October 17, 2006

Where Have All The Cowboys Gone?

At least that is what Paula Cole sang ten years ago. In this case, my traffic dropped by 2/3 this week, as the Direct Marketing community convenes in San Francisco for the DMA conference. My loyal readers, where art thou?

A few notes for those left behind, those holding the fort down while our co-workers listen to Bruce Hornsby and eat exotic delicacies at a vendor-sponsored party.
  • Brookstone Selects Abacus For All Direct Marketing Activities. The article reads as though Brookstone has outsourced the whole direct marketing department to Abacus. Database Marketing professionals, beware ... your industry is being attacked on all sides. The banking industry is outsourcing jobs to India. Online marketing, search and web analytics are gobbling up what used to be the circulation department. Brookstone has outsourced what is typically an entire department to Abacus. Brookstone has limited customer acquisition to only the pool of names Abacus chooses to provide Brookstone, and the names they can acquire via the web. Database Marketers, do something to prove your value to the direct marketing profession, before the rest of the industry follows suit.
  • A shameless plug. If you enjoy this blog, nominate it for the ClickZ awards.
  • A.T. Clayton reports that Banta named Alison Heiser as its President and Chief Customer Officer. Her background is from Accenture (consultant), Michelin, LensCrafters, Kellogg and Procter & Gamble. It is my opinion that we will see more leaders in the Direct Marketing industry with skill sets not historically congruent with our industry.
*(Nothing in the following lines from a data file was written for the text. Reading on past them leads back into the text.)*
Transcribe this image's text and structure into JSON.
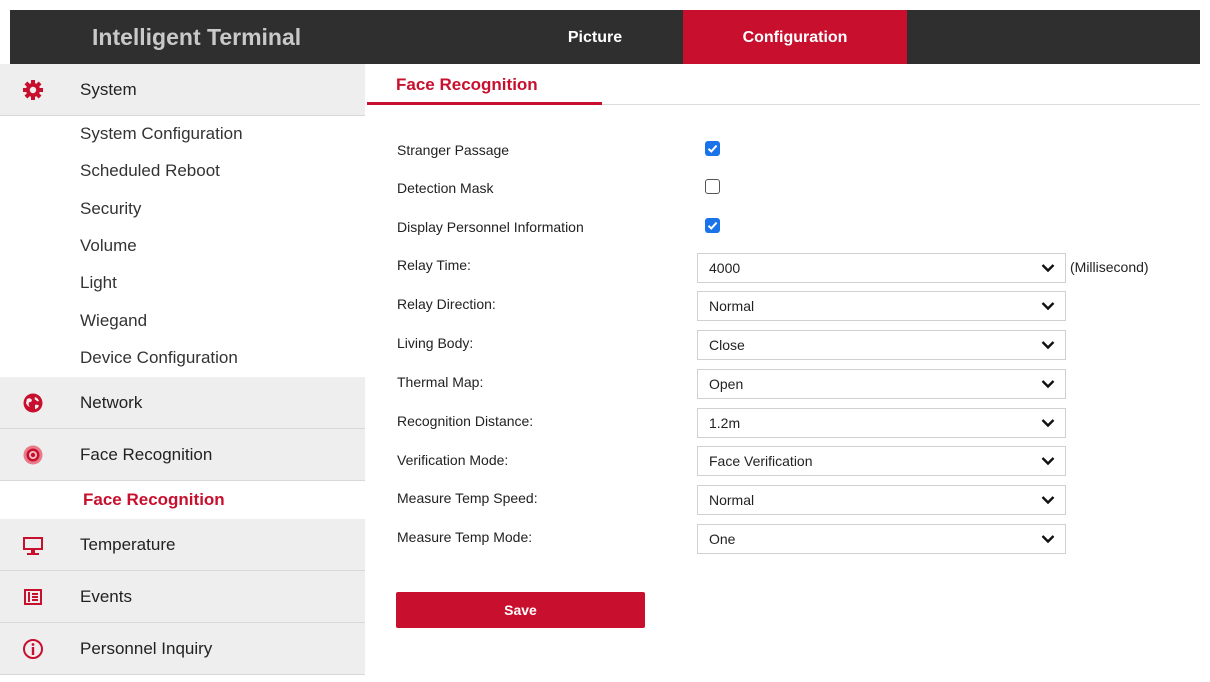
{
  "header": {
    "brand": "Intelligent Terminal",
    "tabs": [
      {
        "label": "Picture"
      },
      {
        "label": "Configuration"
      }
    ]
  },
  "sidebar": {
    "system": {
      "label": "System",
      "icon": "gear-icon",
      "items": [
        "System Configuration",
        "Scheduled Reboot",
        "Security",
        "Volume",
        "Light",
        "Wiegand",
        "Device Configuration"
      ]
    },
    "network": {
      "label": "Network",
      "icon": "globe-icon"
    },
    "face_recognition": {
      "label": "Face Recognition",
      "icon": "target-icon",
      "items": [
        "Face Recognition"
      ]
    },
    "temperature": {
      "label": "Temperature",
      "icon": "monitor-icon"
    },
    "events": {
      "label": "Events",
      "icon": "list-icon"
    },
    "personnel_inquiry": {
      "label": "Personnel Inquiry",
      "icon": "info-icon"
    }
  },
  "main": {
    "tab": "Face Recognition",
    "checkboxes": [
      {
        "label": "Stranger Passage",
        "checked": true
      },
      {
        "label": "Detection Mask",
        "checked": false
      },
      {
        "label": "Display Personnel Information",
        "checked": true
      }
    ],
    "selects": [
      {
        "label": "Relay Time:",
        "value": "4000"
      },
      {
        "label": "Relay Direction:",
        "value": "Normal"
      },
      {
        "label": "Living Body:",
        "value": "Close"
      },
      {
        "label": "Thermal Map:",
        "value": "Open"
      },
      {
        "label": "Recognition Distance:",
        "value": "1.2m"
      },
      {
        "label": "Verification Mode:",
        "value": "Face Verification"
      },
      {
        "label": "Measure Temp Speed:",
        "value": "Normal"
      },
      {
        "label": "Measure Temp Mode:",
        "value": "One"
      }
    ],
    "relay_time_unit": "(Millisecond)",
    "save_label": "Save"
  },
  "colors": {
    "accent": "#c8102e",
    "header_bg": "#2f2f2f",
    "checkbox": "#1a73e8"
  }
}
I believe the internet is taking us in this direction. The online channel acts a lot more like a retail channel than a catalog channel. This results in needing a different style of President or Chief Executive.
  • By now, you know that I really enjoy the Note to CMO blog. Take a peek at today's post.
  • An interesting post from Brian Carroll on why sales people don't use CRM systems. I think CRM systems would have a better chance for success if the sales force were the sponsors of the CRM project, the ones leading implementation.